Knowledge, Attitude and Practices Regarding Extreme Environments and Cold Adaptation at Extreme Altitudes on the Himalayan Ranges

Document Type : Original Article

Author

Army College of Medical Sciences and Base Hospital, New Delhi, India

10.34172/ijtmgh.2020.03

Abstract

Introduction: Extreme-altitudes (5500 m/18045 ft and higher) pose environmental, psychophysiological, infrastructural, logistic, and ergonomic challenges that question explorer’s adaptability and mission-efficiency due to isolation, monotony, intimidating environment and terse health conditions. The assessment of an explorer’s comprehensive adaptability in extreme-altitudes is of paramount importance in ensuring mission-preparedness. Knowledge, attitude, and practices (KAP) of explorers staying on extreme-altitudes was assessed through personal interview technique.
Methods: 125 healthy, acclimatized, mountain-trained explorers staying above 4570 m/15 000 ft in winter-season for at least 30 days on extreme-altitudes were assessed by a single cross-sectional study through personal interviews on KAP related to extreme-altitude and cold-adaptation.
Results: Mean duration of stay on extreme-altitude was 55.7 days.

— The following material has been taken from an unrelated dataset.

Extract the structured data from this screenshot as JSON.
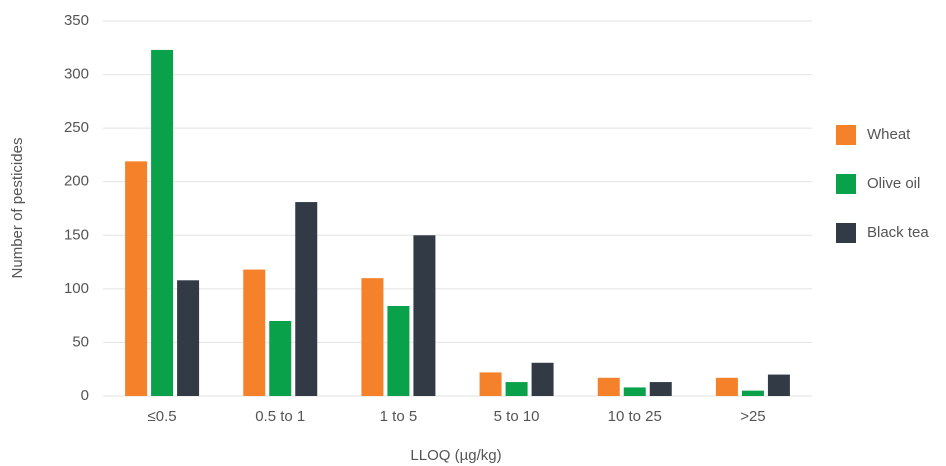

All explorers knew about difficulties and health-problems at extreme-altitude. All explorers felt that mountain-training and acclimatization were beneficial. 92% felt that mission tenure of 90 days on the extreme-altitude was adequate. 92.8% felt they were adequately trained for the extreme-altitude; however, only 52% felt confident about health-training. 66.4% did preventive rewarming of extremities. 66.4% regularly smoked/chewed tobacco. 57.6% had sleep problems and 64% had altered appetite. 26.4% felt difficulties related to living conditions, infrastructure, and logistics.
Conclusion: Explorers at extreme-altitude exhibited adequate knowledge and performed activities with progressive attitude and healthy practices. Explorers endured altered psychophysiology at extreme-altitude and regarded the utility of training and acclimatization programs. Knowledge-practice gap existed towards tobacco consumption. There was a felt need for the improvement of living conditions, infrastructure, logistics, and health-related training.